The best course of action at this point is to act swiftly and decisively. All Iowans must be immediately relieved of their citizenship, their representatives of their positions, and their roads of their American access. A wall much like that propped against our friendly Mexican neighbors must be immediately installed where Iowa strokes with contaminated fingers the noble states of South Dakota, Minnesota, Wisconsin, Nebraska, Kansas, Missouri, and our own Illinois. Those Iowans valuing their American-ness over their defamed Iowan-ness may apply for citizenship, but only those who pass the citizenship test—I propose a modified one with a simple IQ examination rather than the historical version offered to other foreigners—may be allowed back into the country.

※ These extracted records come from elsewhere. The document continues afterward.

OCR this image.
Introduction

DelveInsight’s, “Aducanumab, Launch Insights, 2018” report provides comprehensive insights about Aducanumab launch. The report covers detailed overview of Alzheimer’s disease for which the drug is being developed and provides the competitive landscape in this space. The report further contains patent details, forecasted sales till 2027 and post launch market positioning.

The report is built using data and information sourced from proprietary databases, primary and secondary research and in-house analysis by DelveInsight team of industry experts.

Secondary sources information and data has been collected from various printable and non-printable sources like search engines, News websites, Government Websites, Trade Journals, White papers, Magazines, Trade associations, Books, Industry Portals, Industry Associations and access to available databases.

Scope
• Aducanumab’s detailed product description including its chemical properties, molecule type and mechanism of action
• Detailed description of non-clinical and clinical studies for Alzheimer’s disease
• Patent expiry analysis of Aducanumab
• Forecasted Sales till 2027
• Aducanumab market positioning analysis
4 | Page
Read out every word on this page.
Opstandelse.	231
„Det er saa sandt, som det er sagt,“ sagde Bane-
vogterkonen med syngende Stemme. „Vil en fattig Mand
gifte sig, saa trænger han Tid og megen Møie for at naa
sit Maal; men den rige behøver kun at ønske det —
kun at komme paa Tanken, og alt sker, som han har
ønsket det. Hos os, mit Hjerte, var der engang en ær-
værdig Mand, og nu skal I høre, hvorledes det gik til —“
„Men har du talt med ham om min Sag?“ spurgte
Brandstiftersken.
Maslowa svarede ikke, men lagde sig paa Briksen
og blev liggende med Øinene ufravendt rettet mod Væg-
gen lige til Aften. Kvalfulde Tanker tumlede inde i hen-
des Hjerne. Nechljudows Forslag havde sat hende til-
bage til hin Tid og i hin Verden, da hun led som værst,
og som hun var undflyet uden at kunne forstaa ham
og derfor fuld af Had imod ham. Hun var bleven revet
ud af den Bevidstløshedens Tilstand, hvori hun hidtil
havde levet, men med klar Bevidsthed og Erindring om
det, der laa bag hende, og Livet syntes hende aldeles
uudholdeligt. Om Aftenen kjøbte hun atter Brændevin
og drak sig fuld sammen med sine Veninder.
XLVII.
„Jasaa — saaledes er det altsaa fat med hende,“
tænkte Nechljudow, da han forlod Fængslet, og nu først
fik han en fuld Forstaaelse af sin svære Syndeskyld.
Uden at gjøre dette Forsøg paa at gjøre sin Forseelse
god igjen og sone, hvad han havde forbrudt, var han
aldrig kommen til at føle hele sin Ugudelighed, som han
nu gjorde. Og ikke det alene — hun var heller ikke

The rest of the Iowan populace must bumble and rot in its own putrid ways.

It is conceivable, of course, to ponder expelling not Iowa but the Iowans who ceded any rights that they once had to call themselves Americans. The land that Iowans call their own is still useful even if its inhabitants aren’t. Iowa is a major producer of pork, corn, soybeans, and eggs, and last year its gross domestic product totaled $123.97 million. It is tempting, then, to consider seizing this agriculturally (if not so much anthropologically) fertile land, and ridding it, too, of Iowans. History, however, has shown this method of expulsion to be, by and large, rather problematic—the Trail of Tears and the partition of India, for instance. And while any possible merits of such a harsh course of action linger in obscurity (for it is not for me to explore them), these events tend not to be looked up on favorably in history books and the like.

The solution is simple and urgent. Iowa is rising like a great swollen plague, and only expulsion can save us now.